Blaming Israel and picking a fight over "natural growth" may curry favor with the Muslim "street." But it will only induce the Arab states to do like Abbas: sit and wait for America to deliver Israel on a platter. Which makes the Obama strategy not just dishonorable but self-defeating.


(Cartoon by Gary Varvel, via TownHall)


Glick is right, Israeli's will back their leader and say the hell with Obama and America and while this might not be the best thing for America in the long run, it is the best thing for Israel.

Just as Americans want their president to do what is best for America, Israeli's have the right and the obligation to do what is best for them and their security and they will back their Prime Minister when he chooses to do so, without America's interference.

If bombs rained down on America from any side for almost a decade, killing our people, you can bet your ass we would respond and respond strongly, yet we have held Israel back from putting and end to it once and for all.

That is not a friend, that is not an ally....that is a hindrance.

JPost discusses the new campaign against Obama in Israel, the one calling him out on what he is proving to be, an anti-Semite:

The protest was only a part of a wider campaign launched by activists on Wednesday, in which they will try to counter the American stance by portraying Obama as an anti-Semite whose policies would harm the Jewish state.

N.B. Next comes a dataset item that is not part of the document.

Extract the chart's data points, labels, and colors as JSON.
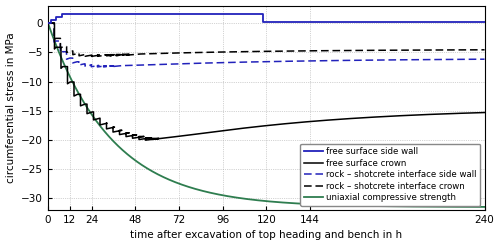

Over the coming days, activists plan to hang posters throughout the country of Obama wearing a keffiyeh, flanked by the words, "Anti-Semite," and "Jew-hater," written in red in both English and Hebrew. Another poster published by the campaign shows Obama shaking hands with Iranian President Mahmoud Ahmadinejad against a background of a mushroom cloud from a nuclear explosion.

The Jewish National Front, which is backing the protests, said in a statement: "We decided to launch a campaign against the president of the United States and to say that Barack Hussein Obama is bad for the Jews."

"From the moment that he entered the White House, we have been feeling anti-Semitism and hatred toward Israel," the statement continued. "We have a number of plans, among which are demonstrations in the US and protests in front of the consulate and homes of the ambassadors."


The Obama administration, perhaps understanding he overplayed his hand, has started backtracking already:

The official acknowledged that Obama may have missed an opportunity during his speech to speak about the Jews' historical connection to Israel, framing Israel's legitimacy instead only within the context of persecution and the Holocaust.

He stressed that Obama had spoken about the Jews' historic connection to the land in the past.

"It was certainly not a deliberate omission this time," he said.


I call bullshit.

Not only do I believe that was a deliberate omission, because of the venue the speech was given at, but I think Obama would rather have his PR people do damage control than to have the courage to say it himself when it would have counted for something. In Cairo.